Second off, I would like to humbly suggest, the boom and bust business cycle as we most recently experienced with the housing bubble and subsequent banking crisis had nothing to do with income equality. This is akin to saying someone has brain cancer due to their having headaches. Rather, they most likely have headaches due to a swelling brain tumor.

Accordingly, is it possible that the middle class being squeezed is actually a symptom of a much larger phenomenon? And while we’re talking quackery, is it possible your remedy for stopping the boom and bust cycle will lead to more problems? Are you trying to stop the flow of a river with your bare hands?

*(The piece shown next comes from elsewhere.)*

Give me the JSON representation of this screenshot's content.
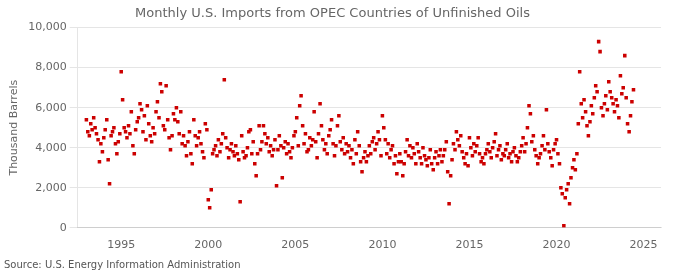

By definition there will always be a top 1 percent, and due to the fact we live in a world of scarce resources, there will never be any literal material equality nor would we wish there to be, else we wish ourselves impoverished. If rising levels of income inequality were the cause rather than just a symptom of the business cycle then we would have booms and busts all the time. There is simply no theoretical accounting for the unique historical characteristics of the boom bust cycle in this explanation, and thus Mr. Earnest and his boss are foisting a gross non-sequitur on the American people. They are doing so because of their economic traditions, their own mythical FDR, and the fact that it bolsters their official story that the elders of Washington  D.C. and their Federal Reserve politburo can rain down economic prosperity from on high with a few speeches and policy prescriptions. This is far from the truth.

The important question you must ask yourself regarding the boom and bust or business cycle is this:

How can a general cluster of entrepreneurial error occur all at once leading to a general decline in economic output? This question should be especially vexing considering the fact most entrepreneurs and businesses become successful through knowing how to manage risk and forecast economic condition by assessing the price system for their business needs. How is it possible that all these talented and successful economic agents are all wrong en masse?

Murray Rothbard’s Economic Depressions: Their Cause and Cure offers a larger theoretical answer. He and his teacher, Ludwig von Mises, were right to say there is such a thing as immutable economic laws, and no matter the special pleading or “scientific” actions of a some human beings, the laws of praxeology hold true like a law of nature.

The President, the Congress, the Federal Reserve, and the rest of smarty pants experts can wish upon a star to their hearts desire, but I hope they know when their dream comes true, it will unfortunately look like the nightmare they are trying to escape.